R.I.P., Jaden. We hardly knew ye. (I mean it — we really hardly knew ye.) But if Deadly Class saves its deadliest fate for the redshirt, it’s still a pretty tense episode for the rest of the gang. Petra and Viktor both get slashed in the escape. Still, everybody except Jaden makes it to the relative safety of the detention hall. As the Kuroki gangsters attempt to break in, Chico embraces his “every man for himself” approach to life by finding a secret exit and locking it behind him.
The Kuroki guys manage to capture Saya, but Marcus tails them to a diner full of corpses. Master Lin is close behind, and after a pretty good fight sequence, Marcus and Saya manage to kill one of the masked Kuroki killers, who turns out to be Saya’s cousin.
This is a particularly traumatic revelation for Saya, who doubtlessly has a bunch more family bloodshed in her future. But she’s also a teen, which means she’s resilient enough to drown her sorrows by slugging back some whiskey and holding hands with Marcus on the roof of King’s Dominion.
All’s well that ends well? When Marcus gets back downstairs, his buddy Billy is waiting for him. Billy is bruised and bloodied after an ill-fated trip home, where he was attacked by his abusive father, Gene. As it turns out, Gene is also the reason Billy ended up in Kings Dominion in the first place. When Gene racked up a $1 million gambling debt with the mob, he offered an unusual payment: his son’s service as an assassin for life.
But Billy — concerned for the safety of his mother and little brother — has finally had enough. He’s ready to go to Las Vegas to kill his father, and he wants Marcus to join him. And that means Deadly Class is poised to cross off yet another teen-movie staple: road trip!
• This week’s animated flashback sequence is a conversation between Petra and Viktor when they’re both convinced they’re about to die. Petra reveals that her WASP-y parents were drawn into some kind of Satanic death cult, hosting wild orgies while neglecting to buy food. Digging in the fridge, she finally found a jar containing her dead mother’s eyes — cut from her head — which her father insisted she stare into. So yeah, hard to fault Petra for the grumpy goth thing.
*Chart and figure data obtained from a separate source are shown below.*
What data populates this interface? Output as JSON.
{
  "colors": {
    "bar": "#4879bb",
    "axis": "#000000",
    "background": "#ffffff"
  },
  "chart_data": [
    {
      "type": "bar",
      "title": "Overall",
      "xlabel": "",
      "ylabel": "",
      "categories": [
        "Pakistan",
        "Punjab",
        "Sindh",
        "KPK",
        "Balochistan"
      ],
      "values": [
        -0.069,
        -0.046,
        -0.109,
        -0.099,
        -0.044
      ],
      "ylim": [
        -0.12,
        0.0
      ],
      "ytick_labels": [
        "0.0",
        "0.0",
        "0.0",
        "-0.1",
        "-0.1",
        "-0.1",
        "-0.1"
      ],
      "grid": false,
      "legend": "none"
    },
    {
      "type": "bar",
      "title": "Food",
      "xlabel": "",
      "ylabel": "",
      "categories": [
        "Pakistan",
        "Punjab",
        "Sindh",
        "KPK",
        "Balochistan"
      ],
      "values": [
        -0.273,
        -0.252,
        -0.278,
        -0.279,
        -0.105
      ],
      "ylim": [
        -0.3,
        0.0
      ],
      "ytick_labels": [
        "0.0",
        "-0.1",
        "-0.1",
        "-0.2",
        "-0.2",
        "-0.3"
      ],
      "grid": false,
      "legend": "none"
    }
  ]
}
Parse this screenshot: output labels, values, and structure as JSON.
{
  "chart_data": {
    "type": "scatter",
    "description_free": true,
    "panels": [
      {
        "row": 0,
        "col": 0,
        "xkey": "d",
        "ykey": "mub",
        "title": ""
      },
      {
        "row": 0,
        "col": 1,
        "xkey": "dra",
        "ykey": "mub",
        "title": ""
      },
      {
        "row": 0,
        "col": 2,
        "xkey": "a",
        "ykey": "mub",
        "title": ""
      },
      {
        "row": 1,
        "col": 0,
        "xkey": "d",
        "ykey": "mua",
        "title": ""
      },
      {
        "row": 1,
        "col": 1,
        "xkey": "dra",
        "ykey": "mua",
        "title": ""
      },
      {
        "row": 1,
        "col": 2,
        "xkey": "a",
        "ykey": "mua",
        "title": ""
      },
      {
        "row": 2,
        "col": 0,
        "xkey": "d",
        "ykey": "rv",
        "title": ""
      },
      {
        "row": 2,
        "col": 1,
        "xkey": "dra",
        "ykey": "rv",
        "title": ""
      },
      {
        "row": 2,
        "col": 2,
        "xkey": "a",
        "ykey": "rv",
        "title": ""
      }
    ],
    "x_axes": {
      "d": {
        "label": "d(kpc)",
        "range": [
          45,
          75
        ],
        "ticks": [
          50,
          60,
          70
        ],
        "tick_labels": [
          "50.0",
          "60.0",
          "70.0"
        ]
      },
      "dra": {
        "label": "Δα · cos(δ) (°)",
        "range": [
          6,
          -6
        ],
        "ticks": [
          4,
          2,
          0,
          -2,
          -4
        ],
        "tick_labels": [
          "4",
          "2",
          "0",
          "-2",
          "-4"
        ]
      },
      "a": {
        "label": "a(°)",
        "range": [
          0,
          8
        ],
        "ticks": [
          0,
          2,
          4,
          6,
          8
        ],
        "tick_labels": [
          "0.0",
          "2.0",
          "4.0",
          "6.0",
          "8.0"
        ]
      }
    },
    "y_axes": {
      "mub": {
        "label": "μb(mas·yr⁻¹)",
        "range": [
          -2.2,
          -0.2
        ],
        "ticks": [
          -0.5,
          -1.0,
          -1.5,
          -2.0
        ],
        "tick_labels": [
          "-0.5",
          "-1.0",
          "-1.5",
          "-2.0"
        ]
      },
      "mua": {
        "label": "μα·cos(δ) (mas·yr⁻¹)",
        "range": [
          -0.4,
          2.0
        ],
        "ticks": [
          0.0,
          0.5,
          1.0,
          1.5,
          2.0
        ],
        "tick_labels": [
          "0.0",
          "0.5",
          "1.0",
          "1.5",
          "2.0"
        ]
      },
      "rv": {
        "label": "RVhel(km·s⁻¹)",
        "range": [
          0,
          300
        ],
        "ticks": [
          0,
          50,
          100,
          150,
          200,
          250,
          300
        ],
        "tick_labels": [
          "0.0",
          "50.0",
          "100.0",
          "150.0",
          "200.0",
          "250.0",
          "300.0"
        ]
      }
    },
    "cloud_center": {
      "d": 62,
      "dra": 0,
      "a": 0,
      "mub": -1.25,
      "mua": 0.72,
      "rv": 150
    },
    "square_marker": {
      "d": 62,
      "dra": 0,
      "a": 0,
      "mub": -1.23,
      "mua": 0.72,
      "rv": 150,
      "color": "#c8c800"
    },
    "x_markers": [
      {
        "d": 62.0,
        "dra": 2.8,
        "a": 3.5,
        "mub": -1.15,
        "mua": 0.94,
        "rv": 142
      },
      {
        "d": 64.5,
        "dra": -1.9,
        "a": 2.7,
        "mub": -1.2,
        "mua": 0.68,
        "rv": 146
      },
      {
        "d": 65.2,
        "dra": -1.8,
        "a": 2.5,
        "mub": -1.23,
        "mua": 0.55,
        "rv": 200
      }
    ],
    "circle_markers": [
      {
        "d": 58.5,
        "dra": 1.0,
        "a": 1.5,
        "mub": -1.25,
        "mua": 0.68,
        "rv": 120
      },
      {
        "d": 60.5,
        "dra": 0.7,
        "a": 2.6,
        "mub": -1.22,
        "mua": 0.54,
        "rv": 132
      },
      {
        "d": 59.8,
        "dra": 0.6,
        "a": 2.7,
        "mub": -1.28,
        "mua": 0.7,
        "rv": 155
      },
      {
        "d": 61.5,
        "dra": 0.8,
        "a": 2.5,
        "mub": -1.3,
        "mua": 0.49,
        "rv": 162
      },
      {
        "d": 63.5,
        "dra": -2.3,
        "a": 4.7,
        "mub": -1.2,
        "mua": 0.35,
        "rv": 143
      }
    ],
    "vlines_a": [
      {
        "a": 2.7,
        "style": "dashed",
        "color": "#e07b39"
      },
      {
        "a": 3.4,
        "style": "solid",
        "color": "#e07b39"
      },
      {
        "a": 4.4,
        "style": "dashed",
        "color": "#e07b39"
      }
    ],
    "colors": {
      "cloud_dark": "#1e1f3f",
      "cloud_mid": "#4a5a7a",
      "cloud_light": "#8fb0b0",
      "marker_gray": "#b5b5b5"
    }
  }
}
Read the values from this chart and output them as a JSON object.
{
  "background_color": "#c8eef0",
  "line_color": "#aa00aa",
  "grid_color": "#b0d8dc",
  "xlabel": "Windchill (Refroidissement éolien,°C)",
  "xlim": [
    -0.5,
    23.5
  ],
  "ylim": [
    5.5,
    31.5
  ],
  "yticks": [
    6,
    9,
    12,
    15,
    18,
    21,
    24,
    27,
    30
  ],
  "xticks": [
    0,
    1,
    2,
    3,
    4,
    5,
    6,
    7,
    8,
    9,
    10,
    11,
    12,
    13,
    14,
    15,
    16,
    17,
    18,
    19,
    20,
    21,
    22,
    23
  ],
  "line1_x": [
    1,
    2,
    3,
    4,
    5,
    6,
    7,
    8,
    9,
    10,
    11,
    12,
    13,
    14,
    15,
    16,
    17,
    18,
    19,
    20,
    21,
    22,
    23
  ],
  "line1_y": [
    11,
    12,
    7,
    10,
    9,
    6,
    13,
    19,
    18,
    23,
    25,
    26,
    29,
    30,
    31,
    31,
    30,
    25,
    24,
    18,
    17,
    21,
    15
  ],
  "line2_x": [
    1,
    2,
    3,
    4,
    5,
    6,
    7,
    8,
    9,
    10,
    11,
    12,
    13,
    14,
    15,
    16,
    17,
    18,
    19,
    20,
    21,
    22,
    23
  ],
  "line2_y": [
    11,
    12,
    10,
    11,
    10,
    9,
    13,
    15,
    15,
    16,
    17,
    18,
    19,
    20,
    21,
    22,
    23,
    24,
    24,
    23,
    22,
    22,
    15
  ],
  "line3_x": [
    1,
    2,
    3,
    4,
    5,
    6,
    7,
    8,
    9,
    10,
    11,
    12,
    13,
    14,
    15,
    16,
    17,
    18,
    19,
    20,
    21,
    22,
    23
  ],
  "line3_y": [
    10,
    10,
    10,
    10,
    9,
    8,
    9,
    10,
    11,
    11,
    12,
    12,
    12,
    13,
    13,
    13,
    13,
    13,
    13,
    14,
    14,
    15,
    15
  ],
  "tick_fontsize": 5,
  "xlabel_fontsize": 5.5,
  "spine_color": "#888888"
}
• The first scene of the episode revisits Shandy, the metalhead played by Brian Posehn, as he continues to party (and does a passable Risky Business homage) in the trashed Shabnam residence. Later, it’s revealed that Shandy has been taken hostage by Marcus’s burn-scarred, bestiality-loving nemesis, who has stripped him down and made him act like a dog.
• In another barely-there subplot, Maria gets Willie to make her a fake passport, which she plans to use to escape Chico while he’s in detention. Her plan is thwarted when she breaks out early, but she manages to stash the passport away for a rainy day.
• This week’s big ’80s cut is “In Between Days” by the Cure, from The Head on the Door. Chico reveals it was his dead brother’s favorite album.
• More comic-book homages: Marcus and Saya speak at the relative speeds of Superman and The Flash, and Willie reads an issue of the cult series Grimjack.
• There’s also a spirited discussion about how much of RoboCop is robot/man. (Per the poster, for what it’s worth: Part Man, Part Machine, All Cop.)
• In the midst of the episode, Marcus finds a moment to mansplain the basics tenets of Buddhism like … well, like a smug freshman in a high school might.